Esstörungen kommen schleichend. Zunächst möchten sich viele gesund, bewusst oder sogar tierschützend vegan ernähren. Für die meisten bleibt es auch dabei. Für manche aber wird es zu einer Krankheit, bei der man die gesunde Grenze überschreitet. Manche möchten wieder mehr Kontrolle über ihr Leben erhalten, was eventuell in irgendeiner Weise aus den Fugen geraten ist. So lange man am Anfang steht kann man noch gut entgegen lenken. Man weiß noch was man tut.
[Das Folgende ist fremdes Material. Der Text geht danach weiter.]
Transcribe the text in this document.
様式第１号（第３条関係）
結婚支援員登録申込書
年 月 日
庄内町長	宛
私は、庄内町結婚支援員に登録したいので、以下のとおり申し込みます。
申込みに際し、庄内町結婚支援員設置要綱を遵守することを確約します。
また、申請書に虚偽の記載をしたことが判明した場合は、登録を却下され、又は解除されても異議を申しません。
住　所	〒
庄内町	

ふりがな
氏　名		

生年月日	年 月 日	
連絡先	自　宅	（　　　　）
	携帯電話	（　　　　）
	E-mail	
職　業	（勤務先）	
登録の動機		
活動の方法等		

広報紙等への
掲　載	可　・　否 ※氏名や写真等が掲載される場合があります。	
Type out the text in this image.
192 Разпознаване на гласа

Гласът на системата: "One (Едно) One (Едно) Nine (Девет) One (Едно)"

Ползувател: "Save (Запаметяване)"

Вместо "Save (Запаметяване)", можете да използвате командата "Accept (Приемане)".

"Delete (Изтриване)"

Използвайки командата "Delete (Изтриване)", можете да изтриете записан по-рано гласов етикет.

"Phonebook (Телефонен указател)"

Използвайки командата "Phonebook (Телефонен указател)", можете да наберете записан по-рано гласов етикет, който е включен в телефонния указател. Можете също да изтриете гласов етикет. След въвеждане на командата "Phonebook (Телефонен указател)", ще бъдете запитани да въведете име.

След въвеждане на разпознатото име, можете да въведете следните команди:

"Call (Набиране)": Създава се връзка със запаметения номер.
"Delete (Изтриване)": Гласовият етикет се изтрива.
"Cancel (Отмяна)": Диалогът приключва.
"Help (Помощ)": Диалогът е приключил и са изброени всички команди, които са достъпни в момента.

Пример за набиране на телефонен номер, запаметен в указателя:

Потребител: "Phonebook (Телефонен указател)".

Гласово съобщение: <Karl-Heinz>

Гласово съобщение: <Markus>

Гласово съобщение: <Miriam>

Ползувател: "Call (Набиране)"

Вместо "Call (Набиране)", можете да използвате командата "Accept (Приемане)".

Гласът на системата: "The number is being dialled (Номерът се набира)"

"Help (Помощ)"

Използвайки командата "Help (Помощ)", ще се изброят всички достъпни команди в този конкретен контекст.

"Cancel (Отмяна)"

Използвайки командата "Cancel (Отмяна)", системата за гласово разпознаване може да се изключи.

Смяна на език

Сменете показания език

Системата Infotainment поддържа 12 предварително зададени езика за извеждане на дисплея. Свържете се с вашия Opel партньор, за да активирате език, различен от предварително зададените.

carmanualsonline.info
Aber je länger man daran festhält, desto mehr verliert man die Einsicht krank zu sein. Bei mir war das der Fall. Ich würde jedem, der versucht Probleme über das Essverhalten zu lösen dringend raten sich Unterstützung zu suchen, um wieder in den eigenen grünen Wohlfühlbereich zurück zu finden. Es wird oft sehr schwierig die Esstörung zu heilen, wenn sie sehr fortgeschritten ist. Das ist mir ein ganz wichtiges Anliegen. Bei anderen Süchten muss auf das Suchtmittel verzichtet werden (Drogen, Alkohol). Das ist mit dem Essen nicht möglich. Deshalb finde ich die Magersucht oder Boulemie wirklich sehr herausfordernd. Ich empfehle Betroffenen Gespräche mit dem Hausarzt, guten Freunden, vielleicht auch der telefonischen Seelsorge, dem sozialpsychiatrischen Dienst oder mit Familienangehörigen wie Großeltern, Tanten und Onkel oder Cousinen. Es lohnt sich.